Virtual Water Trade: Economic Solution towards Agriculture-led Water Scarcity

As I suggested in my last post, building reservoirs or other forms of water storage facilities could aid in adjusting seasonal imbalances of water resource allocation. Following that, let's talk about another creative solution to the uneven spatial distribution of water.

Virtual Water: The Theory

Since its inception in the early 1990s, the virtual water trade has grown in popularity as a special solution to national water scarcity. The term "virtual water" relates to the water required to manufacture certain agricultural products (sometimes also further applies to water used in non-agriculture items). This proposal came up with a technique for countries to compensate for their water shortages through economic processes. Instead of producing water-intensive commodities in-house, countries could choose to import them and spare their limited water resources for domestic consumption. On the other hand, water-rich nations can also benefit from their surplus water resource by exporting water-intensive products. 

As stated by Allan, "virtual water is a term that links water, food and trade" (2003, p.6). Such a notion offers up new ways of thinking to address physical water scarcity from an economic standpoint. In principle, a positive net virtual water import balance may remedy a water deficit, but the reality is far more complicated. Using virtual water trade as a major comfort of water shortage requires a move away from national food self-sufficiency. Excessive agricultural export prohibitions may also threaten local farming livelihoods as well as national economic prosperity. Water policymakers may face high political risks when overly relying on virtual water trade.
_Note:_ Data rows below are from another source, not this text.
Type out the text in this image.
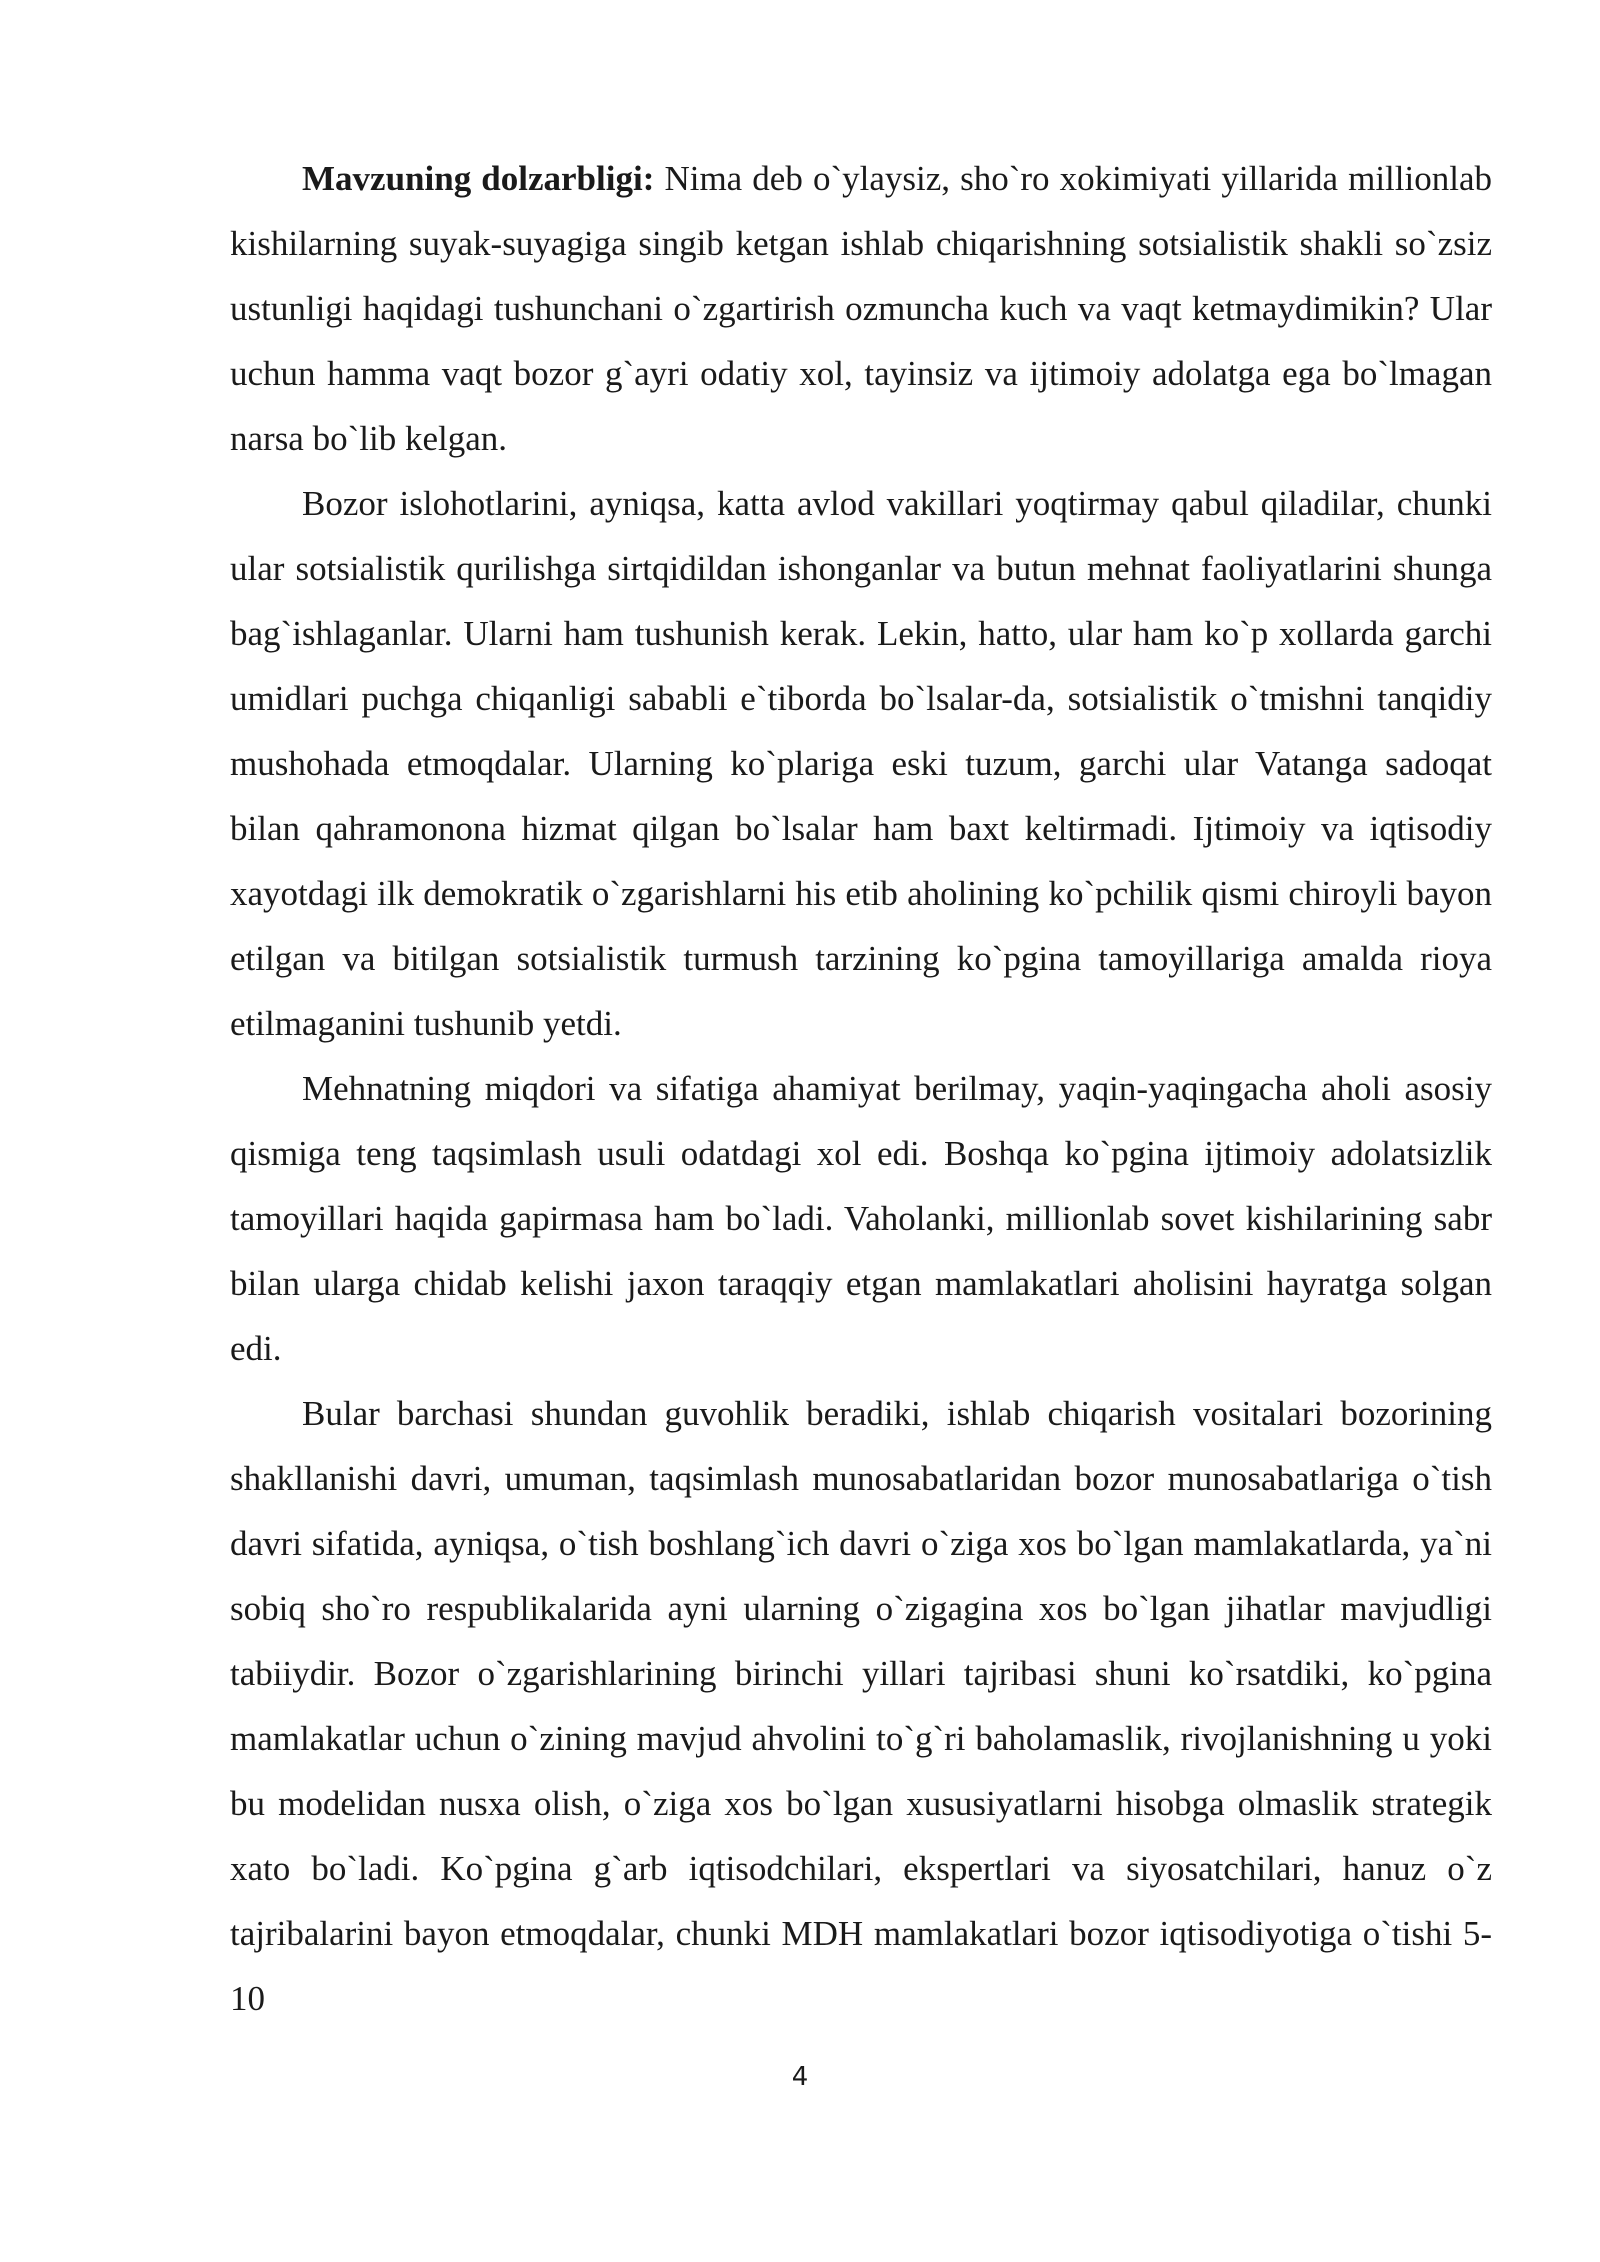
Mavzuning dolzarbligi: Nima deb o`ylaysiz, sho`ro xokimiyati yillarida millionlab kishilarning suyak-suyagiga singib ketgan ishlab chiqarishning sotsialistik shakli so`zsiz ustunligi haqidagi tushunchani o`zgartirish ozmuncha kuch va vaqt ketmaydimikin? Ular uchun hamma vaqt bozor g`ayri odatiy xol, tayinsiz va ijtimoiy adolatga ega bo`lmagan narsa bo`lib kelgan.

Bozor islohotlarini, ayniqsa, katta avlod vakillari yoqtirmay qabul qiladilar, chunki ular sotsialistik qurilishga sirtqidildan ishonganlar va butun mehnat faoliyatlarini shunga bag`ishlaganlar. Ularni ham tushunish kerak. Lekin, hatto, ular ham ko`p xollarda garchi umidlari puchga chiqanligi sababli e`tiborda bo`lsalar-da, sotsialistik o`tmishni tanqidiy mushohada etmoqdalar. Ularning ko`plariga eski tuzum, garchi ular Vatanga sadoqat bilan qahramonona hizmat qilgan bo`lsalar ham baxt keltirmadi. Ijtimoiy va iqtisodiy xayotdagi ilk demokratik o`zgarishlarni his etib aholining ko`pchilik qismi chiroyli bayon etilgan va bitilgan sotsialistik turmush tarzining ko`pgina tamoyillariga amalda rioya etilmaganini tushunib yetdi.

Mehnatning miqdori va sifatiga ahamiyat berilmay, yaqin-yaqingacha aholi asosiy qismiga teng taqsimlash usuli odatdagi xol edi. Boshqa ko`pgina ijtimoiy adolatsizlik tamoyillari haqida gapirmasa ham bo`ladi. Vaholanki, millionlab sovet kishilarining sabr bilan ularga chidab kelishi jaxon taraqqiy etgan mamlakatlari aholisini hayratga solgan edi.

Bular barchasi shundan guvohlik beradiki, ishlab chiqarish vositalari bozorining shakllanishi davri, umuman, taqsimlash munosabatlaridan bozor munosabatlariga o`tish davri sifatida, ayniqsa, o`tish boshlang`ich davri o`ziga xos bo`lgan mamlakatlarda, ya`ni sobiq sho`ro respublikalarida ayni ularning o`zigagina xos bo`lgan jihatlar mavjudligi tabiiydir. Bozor o`zgarishlarining birinchi yillari tajribasi shuni ko`rsatdiki, ko`pgina mamlakatlar uchun o`zining mavjud ahvolini to`g`ri baholamaslik, rivojlanishning u yoki bu modelidan nusxa olish, o`ziga xos bo`lgan xususiyatlarni hisobga olmaslik strategik xato bo`ladi. Ko`pgina g`arb iqtisodchilari, ekspertlari va siyosatchilari, hanuz o`z tajribalarini bayon etmoqdalar, chunki MDH mamlakatlari bozor iqtisodiyotiga o`tishi 5-10

4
Virtual Water Trade in Kenya: A Case Study

Located in the east coast of Africa, Kenya is one of the largest exporters of virtual water in the Nile Basin. Its tea and coffee exports, together with Uganda's, account for the majority of virtual water flow within the basin (Zeitoun et al., 2010). Exporting farming consumes a substantial amount of water in Kenya. As indicated by Mekonnen & Hoekstra (2014), export products accounted for 23% of the agricultural water footprint in the nation from 1996 to 2005, which was about 4.1 km³/year. The majority of Kenyan agriculture is rainfed, hence croplands are concentrated in areas with more consistent rainfall, such as the Lake Victoria basin and the narrow coastal strip.

Kenya also imports crop products such as cereals from neighbouring countries, which include around 4.0 km³ of virtual water per year. As a result, the net effect of virtual water trade in the country is more or less neutral (see also in Figure 1). However, current renewable water resources are thought to be insufficient to satisfy Kenya's water demands (Wong et al., 2005). The country could be classified as water-stressed and in regions like the Lake Naivasha, and commercial farms have been criticised for causing a reduction in lake level as well as fertiliser pollution in areas such as Lake Naivasha (Mekonnen et al., 2012). Thus, although virtual water trade currently has little impacts on Kenya's water security (Zeitoun et al.,2010), it could be a potential method to adjust the country's national water deficit. 

Figure 1: Countries with a positive (green) or negative (red) net virtual water balance with Kenya. Black arrows indicate the greatest virtual water flows into and out of Kenya. Source: Mekonnen & Heokstra, 2014.

Whereas it would be unwise for Kenya to impose severe restrictions on agricultural exports in order to create a positive a positive net virtual water import balance. Kenya's present virtual water export is mostly centred on high-value products like coffee and tea, which produce a better return per unit of water consumed than the cereal crops Kenya import. Key exporting agriculture products plays a vital role in the nation’s socio-economic growth, as tea and coffee farming employ a considerable section of the people, both directly and indirectly (Mekonnen & Hoekstra, 2014). Reducing agricultural water use by improving irrigation efficiency and agriculture productivity while only exporting commodities with a high comparative economic advantage might be a smarter step forward in coping with water shortage using virtual water.